I have been doing some cramming for tomorrow’s exams and one of my topics was Barth’s take on Providence. I came across a comment about creation and it brought to mind a previous discussion on the goodness or fallen-ness of creation. Barth was making the point that creation was good enough – good enough to allow God’s grace to work and good enough to enable the lordship of Jesus Christ.
I liked that because it stood in contrast to some earlier reading on Augustine who was convinced of humanity’s utter depravity.
Both allow for God’s grace. In fact, for Augustine, it’s an absolute necessity otherwise there is no hope whatsoever for humanity. We are, without God’s aid, utterly incapable of choosing Him. Barth doesn’t diminish the need for God’s grace but there’s an overall more hopeful image from him. Perhaps that reflects his universalist leanings.
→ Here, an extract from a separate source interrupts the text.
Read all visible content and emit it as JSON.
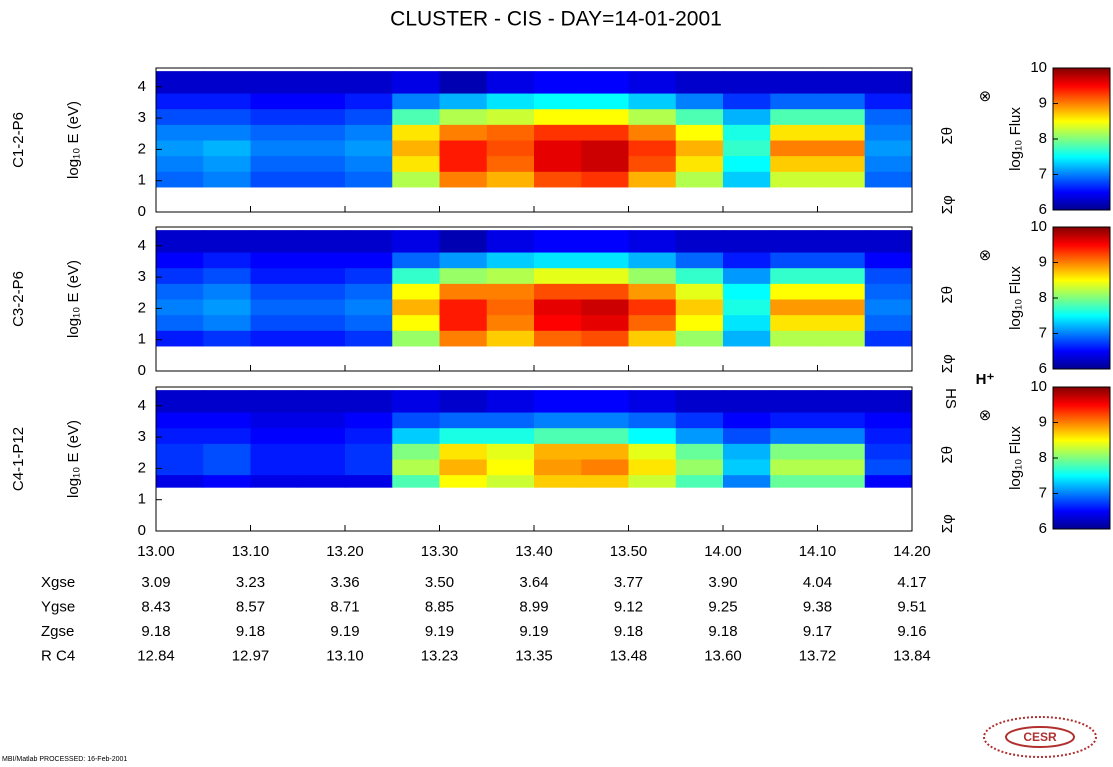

I confess I don’t know enough about the rest of his theology. But I liked the idea that creation is allowed to be messy and untidy and imperfect, just as we are as individuals. And yet, despite this, there’s room for God to work. In fact, one might argue that without it, there’s no need for God.
But the other interesting thing about Barth is that God’s work of grace in this messiness is to turn us to Him and, in His creation, reflect something of His glory. I don’t get that sense of ‘improvement’ with Augustine. Ultimately all we end up doing in his scheme of things is avoid slipping back into the mire. With Barth there’s the sense of liberation not oppression. And there’s the true sense of Christian hope – that creation is being saved as part of God’s covenant promise as we see its outworkings in God’s providence.
The world isn’t perfect, but it doesn’t have to be. Just as well really.